Eos is dipping its toe into fast production at a time when fast-beauty-dedicated brands are trending. Winky Lux, Colourpop, Taste Beauty and Amazon’s first exclusive beauty brand, Fast Beauty, seize upon trends and pop-culture moments or collaborations, and bring products to market in a matter of weeks, not months. Winky Lux, for one, has a concept-to-market time of 45 days. As a result, heritage companies such as Unilever, Coty Inc. and The Estée Lauder Companies have developed internal fast-beauty teams to cut down development and production lead times, or have invested in fast companies like Deciem.
This week, Eos teased the micro-batch products in its social media channels, on its website and in a dedicated email to its entire database. The email featured a five-second GIF stating, “Get ready for some green goodness; 4.20.” Kang declined to say how many emails are in the brand’s database.

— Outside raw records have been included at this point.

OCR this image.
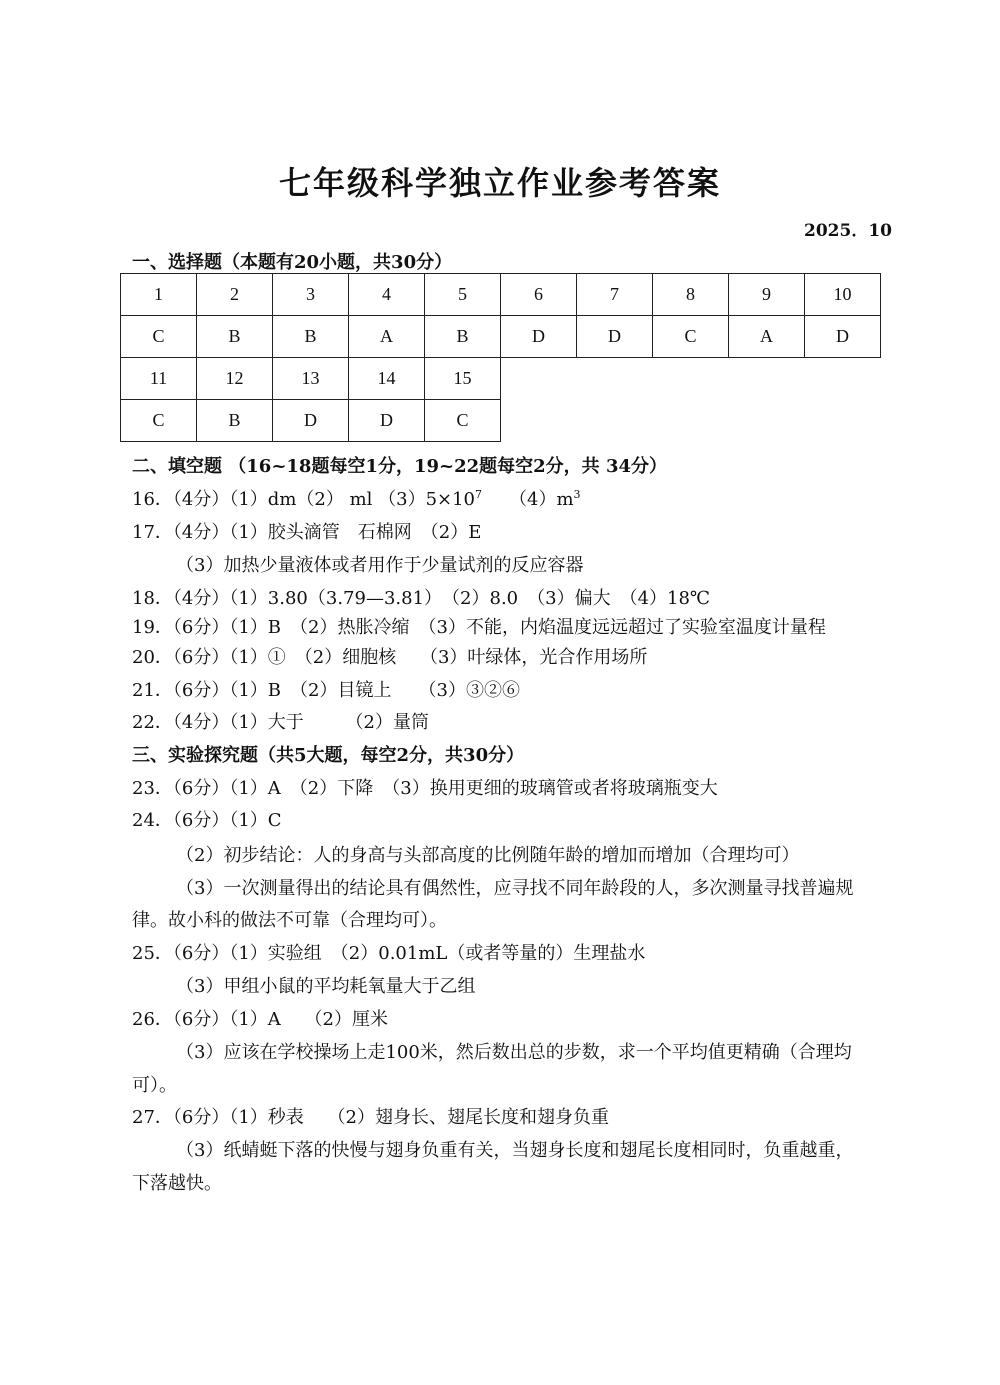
七年级科学独立作业参考答案
2025．10
一、选择题（本题有20小题，共30分）
1	2	3	4	5	6	7	8	9	10
C	B	B	A	B	D	D	C	A	D
11	12	13	14	15					
C	B	D	D	C					
二、填空题 （16~18题每空1分，19~22题每空2分，共 34分）
16．（4分）（1）dm（2） ml $(3)5\times 10^7$　　$(4)m^3$
17．（4分）（1）胶头滴管　石棉网　（2）E
（3）加热少量液体或者用作于少量试剂的反应容器
18．（4分）（1）3.80（3.79—3.81）　（2）8.0　（3）偏大　（4）18℃
19．（6分）（1）B　（2）热胀冷缩　（3）不能，内焰温度远远超过了实验室温度计量程
20．（6分）（1）①　（2）细胞核　 （3）叶绿体，光合作用场所
21．（6分）（1）B　（2）目镜上　　（3）③②⑥
22．（4分）（1）大于　　 （2）量筒
三、实验探究题（共5大题，每空2分，共30分）
23．（6分）（1）A　（2）下降　（3）换用更细的玻璃管或者将玻璃瓶变大
24．（6分）（1）C
（2）初步结论：人的身高与头部高度的比例随年龄的增加而增加（合理均可）
（3）一次测量得出的结论具有偶然性，应寻找不同年龄段的人，多次测量寻找普遍规
律。故小科的做法不可靠（合理均可）。
25．（6分）（1）实验组　（2）0.01mL（或者等量的）生理盐水
（3）甲组小鼠的平均耗氧量大于乙组
26．（6分）（1）A　 （2）厘米
（3）应该在学校操场上走100米，然后数出总的步数，求一个平均值更精确（合理均
可）。
27．（6分）（1）秒表　 （2）翅身长、翅尾长度和翅身负重
（3）纸蜻蜓下落的快慢与翅身负重有关，当翅身长度和翅尾长度相同时，负重越重，
下落越快。
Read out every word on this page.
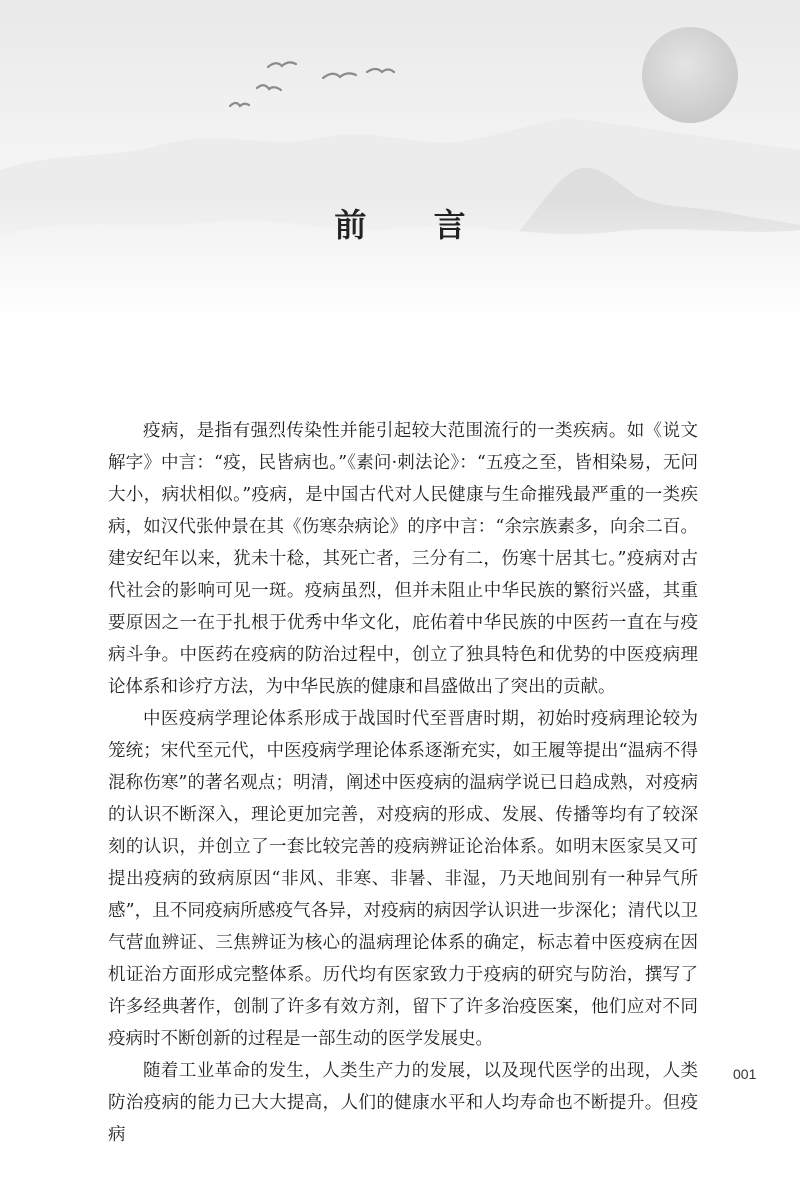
前 言

疫病，是指有强烈传染性并能引起较大范围流行的一类疾病。如《说文解字》中言：“疫，民皆病也。”《素问·刺法论》：“五疫之至，皆相染易，无问大小，病状相似。”疫病，是中国古代对人民健康与生命摧残最严重的一类疾病，如汉代张仲景在其《伤寒杂病论》的序中言：“余宗族素多，向余二百。建安纪年以来，犹未十稔，其死亡者，三分有二，伤寒十居其七。”疫病对古代社会的影响可见一斑。疫病虽烈，但并未阻止中华民族的繁衍兴盛，其重要原因之一在于扎根于优秀中华文化，庇佑着中华民族的中医药一直在与疫病斗争。中医药在疫病的防治过程中，创立了独具特色和优势的中医疫病理论体系和诊疗方法，为中华民族的健康和昌盛做出了突出的贡献。

中医疫病学理论体系形成于战国时代至晋唐时期，初始时疫病理论较为笼统；宋代至元代，中医疫病学理论体系逐渐充实，如王履等提出“温病不得混称伤寒”的著名观点；明清，阐述中医疫病的温病学说已日趋成熟，对疫病的认识不断深入，理论更加完善，对疫病的形成、发展、传播等均有了较深刻的认识，并创立了一套比较完善的疫病辨证论治体系。如明末医家吴又可提出疫病的致病原因“非风、非寒、非暑、非湿，乃天地间别有一种异气所感”，且不同疫病所感疫气各异，对疫病的病因学认识进一步深化；清代以卫气营血辨证、三焦辨证为核心的温病理论体系的确定，标志着中医疫病在因机证治方面形成完整体系。历代均有医家致力于疫病的研究与防治，撰写了许多经典著作，创制了许多有效方剂，留下了许多治疫医案，他们应对不同疫病时不断创新的过程是一部生动的医学发展史。

随着工业革命的发生，人类生产力的发展，以及现代医学的出现，人类防治疫病的能力已大大提高，人们的健康水平和人均寿命也不断提升。但疫病

001
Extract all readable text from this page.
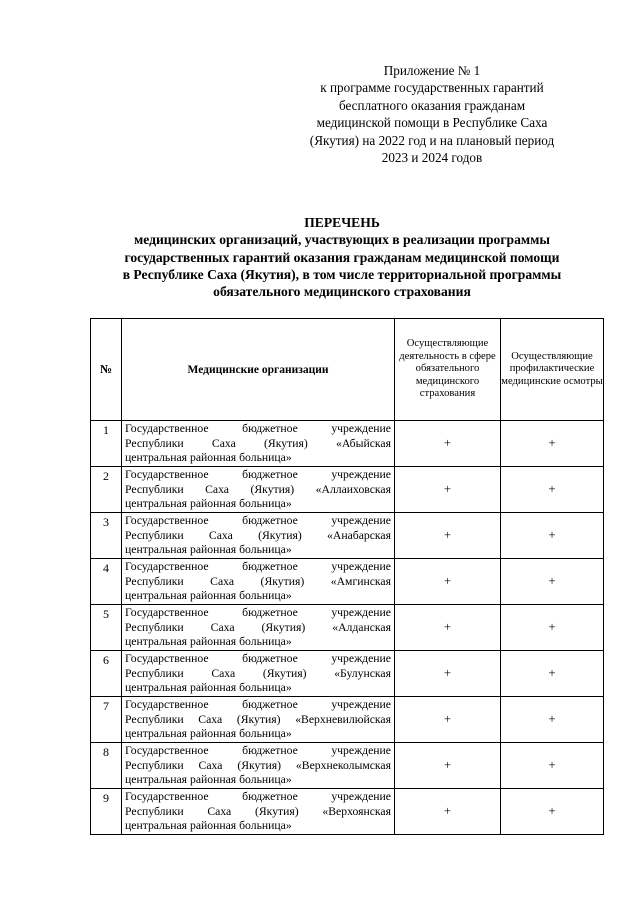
Приложение № 1
к программе государственных гарантий
бесплатного оказания гражданам
медицинской помощи в Республике Саха
(Якутия) на 2022 год и на плановый период
2023 и 2024 годов
ПЕРЕЧЕНЬ
медицинских организаций, участвующих в реализации программы
государственных гарантий оказания гражданам медицинской помощи
в Республике Саха (Якутия), в том числе территориальной программы
обязательного медицинского страхования
№	Медицинские организации	Осуществляющие деятельность в сфере обязательного медицинского страхования	Осуществляющие профилактические медицинские осмотры
1	Государственное бюджетное учреждение
Республики Саха (Якутия) «Абыйская
центральная районная больница»	+	+
2	Государственное бюджетное учреждение
Республики Саха (Якутия) «Аллаиховская
центральная районная больница»	+	+
3	Государственное бюджетное учреждение
Республики Саха (Якутия) «Анабарская
центральная районная больница»	+	+
4	Государственное бюджетное учреждение
Республики Саха (Якутия) «Амгинская
центральная районная больница»	+	+
5	Государственное бюджетное учреждение
Республики Саха (Якутия) «Алданская
центральная районная больница»	+	+
6	Государственное бюджетное учреждение
Республики Саха (Якутия) «Булунская
центральная районная больница»	+	+
7	Государственное бюджетное учреждение
Республики Саха (Якутия) «Верхневилюйская
центральная районная больница»	+	+
8	Государственное бюджетное учреждение
Республики Саха (Якутия) «Верхнеколымская
центральная районная больница»	+	+
9	Государственное бюджетное учреждение
Республики Саха (Якутия) «Верхоянская
центральная районная больница»	+	+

“The fact that we don’t have to look for a channel of distribution and we’re doing it on a micro-batch scale means we can go faster to market,” she said. “We can also reward our fan base, because you will not know about these products unless you are active in our community.”
Moving forward, the brand is taking an “opportunist” approach to production and has no set cadence for releases. The plan is to stay flexible so it can pivot its focus on a trend quickly.
“By having that [dual] strategy, where we have cult or perennial favorite products and also micro-batch products, [which are] a cherry on top of our offerings, is never a bad thing,” she said. “It allows us to maintain our brand product and promise, but also have fun and stay competitive.”